Nine Ways to Hack a Web Application[20050702]
Martin G. Nystrom gave a solid talk on web security named Nine ways to Hack a web application (PowerPoint); so solid he actually held the talk twice at JavaOne. He listed out the Top 10 security vulnerabilities from OWASP, how they are carried out, and how to resolve them. I have seen many developers assume that security is merely the domain of IT setting up the environment and our concerns end with simple authentication mechanisms. That is so wrong. Like maintainability and efficiency security should be an “y” we maintain at the top of our heads at all time.
In the last year, I am proud of the clean up my crew done to our web app. There still be dragons in the code-base, but with the new architecture we are giving it a good going over. But there are some design decisions my team has to consider.

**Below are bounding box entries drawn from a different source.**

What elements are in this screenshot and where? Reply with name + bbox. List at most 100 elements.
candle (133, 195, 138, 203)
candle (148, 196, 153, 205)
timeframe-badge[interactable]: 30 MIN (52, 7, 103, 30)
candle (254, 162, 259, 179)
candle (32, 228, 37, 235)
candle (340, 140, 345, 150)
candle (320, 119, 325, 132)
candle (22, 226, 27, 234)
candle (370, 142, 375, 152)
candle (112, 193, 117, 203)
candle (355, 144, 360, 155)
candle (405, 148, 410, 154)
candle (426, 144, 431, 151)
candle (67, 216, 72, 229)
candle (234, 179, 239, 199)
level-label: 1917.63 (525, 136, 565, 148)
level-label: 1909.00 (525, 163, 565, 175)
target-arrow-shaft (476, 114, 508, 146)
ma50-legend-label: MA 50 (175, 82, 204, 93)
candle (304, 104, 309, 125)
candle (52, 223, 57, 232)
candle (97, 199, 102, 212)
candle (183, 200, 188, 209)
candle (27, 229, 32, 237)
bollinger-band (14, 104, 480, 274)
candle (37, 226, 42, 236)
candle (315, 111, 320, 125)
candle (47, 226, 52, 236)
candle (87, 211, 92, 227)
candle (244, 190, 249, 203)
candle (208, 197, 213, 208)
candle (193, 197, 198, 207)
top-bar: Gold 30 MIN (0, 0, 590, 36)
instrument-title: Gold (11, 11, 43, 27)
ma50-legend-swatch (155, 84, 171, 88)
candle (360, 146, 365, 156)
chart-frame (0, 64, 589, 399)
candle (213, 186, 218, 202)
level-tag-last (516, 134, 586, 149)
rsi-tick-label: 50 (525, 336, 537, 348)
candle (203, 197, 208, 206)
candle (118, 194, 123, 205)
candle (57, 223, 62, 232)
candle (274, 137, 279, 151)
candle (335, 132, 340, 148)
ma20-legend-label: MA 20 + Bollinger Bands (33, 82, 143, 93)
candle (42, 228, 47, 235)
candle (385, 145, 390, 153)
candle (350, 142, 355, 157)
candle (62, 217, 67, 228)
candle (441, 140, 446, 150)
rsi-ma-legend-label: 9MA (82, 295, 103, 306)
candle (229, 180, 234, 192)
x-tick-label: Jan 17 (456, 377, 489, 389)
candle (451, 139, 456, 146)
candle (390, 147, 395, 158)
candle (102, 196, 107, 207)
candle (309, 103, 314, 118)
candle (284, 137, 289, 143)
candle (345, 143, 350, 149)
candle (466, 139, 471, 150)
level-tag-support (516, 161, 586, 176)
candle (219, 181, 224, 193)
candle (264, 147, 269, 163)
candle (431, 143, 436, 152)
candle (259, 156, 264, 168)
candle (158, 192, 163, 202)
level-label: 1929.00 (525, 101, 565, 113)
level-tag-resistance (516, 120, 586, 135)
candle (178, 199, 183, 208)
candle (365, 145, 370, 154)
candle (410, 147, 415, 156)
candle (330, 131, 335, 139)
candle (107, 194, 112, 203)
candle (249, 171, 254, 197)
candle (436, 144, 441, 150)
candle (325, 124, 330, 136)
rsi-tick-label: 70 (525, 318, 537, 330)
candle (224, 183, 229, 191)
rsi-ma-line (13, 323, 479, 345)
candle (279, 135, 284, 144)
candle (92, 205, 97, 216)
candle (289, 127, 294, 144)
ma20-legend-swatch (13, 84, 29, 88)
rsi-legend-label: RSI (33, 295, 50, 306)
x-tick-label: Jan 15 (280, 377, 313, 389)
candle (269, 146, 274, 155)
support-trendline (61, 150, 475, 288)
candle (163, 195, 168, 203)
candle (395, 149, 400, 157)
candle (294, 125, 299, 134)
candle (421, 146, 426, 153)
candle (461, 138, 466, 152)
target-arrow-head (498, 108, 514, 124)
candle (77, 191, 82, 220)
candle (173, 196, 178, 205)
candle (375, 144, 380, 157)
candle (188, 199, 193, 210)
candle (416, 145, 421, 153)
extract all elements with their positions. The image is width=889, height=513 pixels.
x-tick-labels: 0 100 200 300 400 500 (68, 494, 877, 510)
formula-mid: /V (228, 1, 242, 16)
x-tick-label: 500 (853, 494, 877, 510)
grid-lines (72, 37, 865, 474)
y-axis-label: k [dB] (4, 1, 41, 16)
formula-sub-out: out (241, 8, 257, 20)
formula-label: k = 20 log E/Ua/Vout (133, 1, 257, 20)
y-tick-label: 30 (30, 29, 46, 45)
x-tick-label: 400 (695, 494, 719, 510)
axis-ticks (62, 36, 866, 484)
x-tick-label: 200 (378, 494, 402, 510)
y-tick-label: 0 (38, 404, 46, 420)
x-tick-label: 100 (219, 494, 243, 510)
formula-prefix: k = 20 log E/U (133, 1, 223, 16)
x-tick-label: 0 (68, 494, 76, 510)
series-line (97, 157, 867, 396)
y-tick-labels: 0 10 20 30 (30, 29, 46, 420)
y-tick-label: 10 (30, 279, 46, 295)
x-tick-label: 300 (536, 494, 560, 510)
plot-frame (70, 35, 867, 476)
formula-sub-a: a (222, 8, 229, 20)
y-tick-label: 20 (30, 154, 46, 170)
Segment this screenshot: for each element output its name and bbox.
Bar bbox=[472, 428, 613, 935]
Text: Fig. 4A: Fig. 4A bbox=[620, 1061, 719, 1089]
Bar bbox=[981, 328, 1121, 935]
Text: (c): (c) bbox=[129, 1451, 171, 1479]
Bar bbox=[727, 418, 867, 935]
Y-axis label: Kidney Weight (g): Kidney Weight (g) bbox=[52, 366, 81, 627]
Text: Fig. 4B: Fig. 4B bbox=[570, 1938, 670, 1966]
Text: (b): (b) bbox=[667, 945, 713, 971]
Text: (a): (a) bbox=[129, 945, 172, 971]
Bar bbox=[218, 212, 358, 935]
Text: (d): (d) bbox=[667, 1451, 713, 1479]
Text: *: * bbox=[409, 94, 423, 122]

First, there is our authentication/authorization mechanism (logging in/logging out). A point Martin made on this issue is how dangerous roll-your-own implementations can be, instead of using the security system built in to most containers. I agree, but there is some issues my company’s requirements raise that a simple pass/fail to accessing a resource with a user-name and password won’t satisfy. One is the user-name/password is not the only method of accessing a system. We have requirements for one-time passes or connections by other systems to read data (which currently is not secure at all, and I hope to get to it sooner rather than later). Another requirement; once someone logs in, we need to have his data easily accessible in a session bean. Yeah, yeah, I know the container can supply that information, but in easy to read JAVA Bean I can expose to the web page integrators? I talked it over with Martin (really approachable guy) and he seem to think what I was thinking; try writing our own security realm provider. If I get around to it, I will be sure to notify him and everyone.
A vulnerability highlighted by Martin is the exposure of user and session ids in communication. We have been pretty good about this, encrypting (using the crypto libraries that ship with JAVA) any user id stored in cookies. But I believe some of our actions take in user ids as parameters, and it is data our web page designers will have access to, so they may place it in a hidden field or cookie themselves without thinking. Sigh.
I believe we prevent code injection, but we should review all that and keep it in mind. The big thing I want to look into is how some of our backend systems get database connections. An old library (not coded by me and I have no love for it) is how we access our data entities. It uses a connection pool, but even then it is constantly pulling connections on and off the pool to handle a single request. For my own libraries I only get one connection that is used for the entire request life cycle. In the former case, DOS attacks would be dragging down our database with having to maintain a larger set of connections, while in the latter we at most have only one connection per each hit.
Anyway, I highly recommend Martin’s lecture. More experienced web developers may find some of it old hat, but its always good to be refreshed on good coding principles, and newer developers will learn so much.